What we learn today from NASA is that the Hubble telescope has managed to unearth one of these particularly elusive objects.

Cosmic investigation
In 2003 and again in 2006, the Chandra (NASA) and XMM-Newton (ESA) observatories detected a powerful X-ray rocket. This type of event is generally a sign that a star is being engulfed by a black hole. Neither of these two telescopes at the time was able to determine whether this radiation came from inside or outside the Milky Way. What they did find, however, was that the X-ray source did not come from the center of a galaxy, where the supermassive black holes usually reside.

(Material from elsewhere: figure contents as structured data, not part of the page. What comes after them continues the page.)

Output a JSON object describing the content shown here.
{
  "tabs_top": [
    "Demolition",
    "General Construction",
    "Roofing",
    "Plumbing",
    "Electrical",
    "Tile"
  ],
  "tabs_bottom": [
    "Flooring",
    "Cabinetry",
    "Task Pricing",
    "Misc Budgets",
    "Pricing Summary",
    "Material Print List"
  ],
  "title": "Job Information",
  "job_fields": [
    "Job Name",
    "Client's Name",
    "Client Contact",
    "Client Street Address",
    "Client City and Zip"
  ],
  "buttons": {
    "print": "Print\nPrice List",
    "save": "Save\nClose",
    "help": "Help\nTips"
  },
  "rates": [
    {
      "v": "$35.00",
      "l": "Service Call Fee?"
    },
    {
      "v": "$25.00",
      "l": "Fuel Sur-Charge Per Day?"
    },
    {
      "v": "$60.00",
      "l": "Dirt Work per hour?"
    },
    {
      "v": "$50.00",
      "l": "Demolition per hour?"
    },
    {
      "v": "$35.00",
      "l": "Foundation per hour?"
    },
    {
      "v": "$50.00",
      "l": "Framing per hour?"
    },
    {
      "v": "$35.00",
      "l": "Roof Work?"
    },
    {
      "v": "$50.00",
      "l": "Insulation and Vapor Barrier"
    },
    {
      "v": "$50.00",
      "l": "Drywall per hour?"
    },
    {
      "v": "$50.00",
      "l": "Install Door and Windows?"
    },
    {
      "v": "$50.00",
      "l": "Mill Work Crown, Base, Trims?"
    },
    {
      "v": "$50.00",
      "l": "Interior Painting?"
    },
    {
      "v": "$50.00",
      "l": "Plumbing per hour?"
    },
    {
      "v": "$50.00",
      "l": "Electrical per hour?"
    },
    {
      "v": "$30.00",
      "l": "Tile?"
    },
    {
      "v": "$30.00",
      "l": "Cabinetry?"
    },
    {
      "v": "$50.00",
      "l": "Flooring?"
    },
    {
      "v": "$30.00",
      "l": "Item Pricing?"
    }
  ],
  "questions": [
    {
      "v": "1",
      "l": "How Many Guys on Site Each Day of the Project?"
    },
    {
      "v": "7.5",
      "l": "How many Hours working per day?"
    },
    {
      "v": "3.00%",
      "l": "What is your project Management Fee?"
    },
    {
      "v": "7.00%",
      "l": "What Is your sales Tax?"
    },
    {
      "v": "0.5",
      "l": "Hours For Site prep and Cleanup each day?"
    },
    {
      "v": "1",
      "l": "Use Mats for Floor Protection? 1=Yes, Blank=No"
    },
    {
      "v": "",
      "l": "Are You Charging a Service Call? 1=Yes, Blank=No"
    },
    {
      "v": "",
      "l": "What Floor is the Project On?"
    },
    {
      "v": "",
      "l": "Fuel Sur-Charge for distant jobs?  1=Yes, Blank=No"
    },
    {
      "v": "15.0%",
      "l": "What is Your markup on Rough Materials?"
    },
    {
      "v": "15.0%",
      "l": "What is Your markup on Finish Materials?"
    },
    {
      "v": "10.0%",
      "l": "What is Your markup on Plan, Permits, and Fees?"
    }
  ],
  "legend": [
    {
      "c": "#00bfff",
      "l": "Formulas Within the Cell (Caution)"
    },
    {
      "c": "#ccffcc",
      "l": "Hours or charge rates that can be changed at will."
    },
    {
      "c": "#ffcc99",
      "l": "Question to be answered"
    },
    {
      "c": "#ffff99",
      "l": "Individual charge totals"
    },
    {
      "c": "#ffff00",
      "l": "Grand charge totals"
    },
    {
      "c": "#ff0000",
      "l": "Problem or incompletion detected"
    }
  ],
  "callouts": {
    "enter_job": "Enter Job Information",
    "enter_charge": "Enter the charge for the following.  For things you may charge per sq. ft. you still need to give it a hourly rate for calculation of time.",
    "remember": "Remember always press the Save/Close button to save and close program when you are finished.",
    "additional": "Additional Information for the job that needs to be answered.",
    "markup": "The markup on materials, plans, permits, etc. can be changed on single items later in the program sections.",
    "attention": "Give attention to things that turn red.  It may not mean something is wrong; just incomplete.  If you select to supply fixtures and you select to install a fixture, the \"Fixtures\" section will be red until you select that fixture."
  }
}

In an attempt to solve this cosmic mystery, astronomer Dacheng Lin and his team, from the University of New Hampshire (United States), recently relied on Hubble to try to follow the tracks of Chandra and XMM- Newton. They actually pointed the objective of the telescope at the X-ray source to determine its precise location. They then discovered that it came not from an isolated source in our galaxy, but from a star cluster positioned on the periphery of a galaxy found 740 million light-years away.

50,000 solar masses
For astronomers, this star cluster would actually be the stripped nucleus of an ancient dwarf galaxy which, a very long time ago, would have been absorbed by said (larger) galaxy. Inside, they explain, there would be a black hole that recently had the opportunity to sit at the table. Hence the powerful X-ray rocket observed in 2003 and 2006.

The glow of these rays then allowed astronomers to estimate the mass of the black hole at around 50,000 solar masses. this object is therefore too heavy to be considered a black hole of stellar mass. But it is also too light to qualify as “supermassive”. In other words, it is a black hole of intermediate-mass.

This new discovery obviously raises many questions. How do these objects form in the first place? Does a supermassive black hole develop from an object of intermediate-mass? Should we favor dense star clusters to find them? Lin and his team intend to continue the research to try to answer these questions.